Apache HBase is designed to be used for random, real-time, relatively low latency, read/write access to big data. HBase’s goal is to store very large tables with billions/millions of rows and billions/millions of columns on clusters installed on commodity hardware.

The following characteristics make an application suitable for HBase:

  • Large quantities of data in the scale of 100s of GBs to TBs and PBs. Not suitable for small-scale data

  • Fast, random access to data

  • Variable, flexible schema. Each row is or could be different

  • Key-based access to data when storing, loading, searching, retrieving, serving, and querying

  • Data stored in collections.

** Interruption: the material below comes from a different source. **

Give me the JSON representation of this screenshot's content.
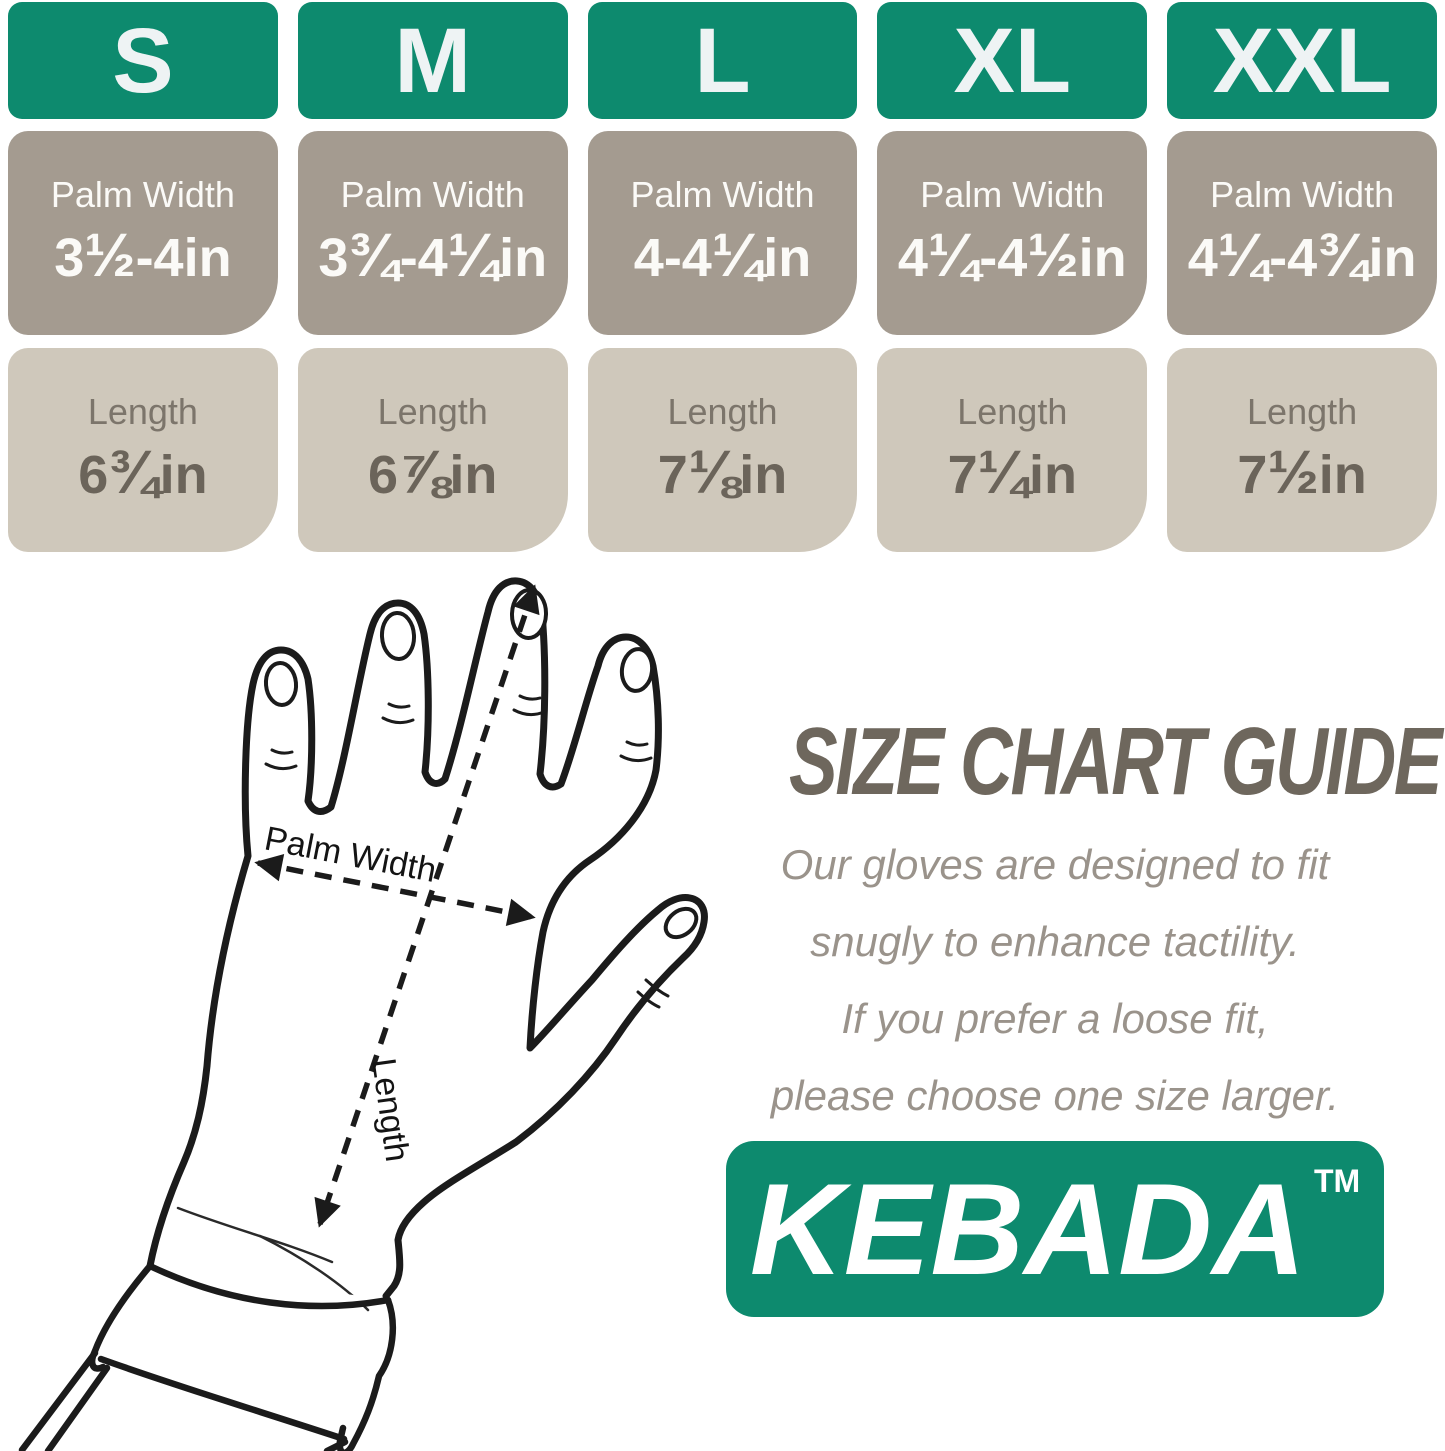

For example, some metadata, message data, or binary data is all keyed into the same value

  • High throughput in the scale of 1000s of records per second

  • Horizontally scalable cache capacity. Capacity may be increased by just adding nodes

  • The data layout is designed for key lookup with no overhead for sparse columns

  • Data-centric model rather than a relationship-centric model. Not suitable for an ERD (entity relationship diagram) model

  • Strong consistency and high availability are requirements. Consistency is favored over availability

  • Lots of insertion, lookup, and deletion of records

  • Write-heavy applications

  • Append-style writing (inserting and overwriting) rather than heavy read-modify-write

Some use-cases for HBase are as follows:

  • Audit logging systems

  • Tracking user actions

  • Answering queries such as

    • What are the last 10 actions made by the user?

    • Which users logged into the system on a particular day?

  • Real-time analytics

    • Real-time counters

    • Interactive reports showing trends and breakdowns

    • Time series databases

  • Monitoring system

  • Message-centered systems (Twitter-like messages and statuses)

  • Content management systems serving content out of HBase

  • Canonical use-cases such as storing web pages during crawling of the Web

HBase is not suitable/optimized for

  • Classical transactional applications or relational analytics

  • Batch MapReduce (not a substitute for HDFS)

  • Cross-record transactions and joins

HBase is not a replacement for RDBMS or HDFS. HBase is suitable for

  • Large datasets

  • Sparse datasets

  • Loosely coupled (denormalized) records

  • Several concurrent clients

HBase is not suitable for

  • Small datasets (unless many of them)

  • Highly relational records

  • Schema designs requiring transactions

Summary

In this chapter, I discussed the characteristics that make an application suitable for Apache HBase. The characteristics include fast, random access to large quantities of data with high throughput. Application characteristics not suitable were also discussed. In the next chapter, I will discuss the physical storage in HBase.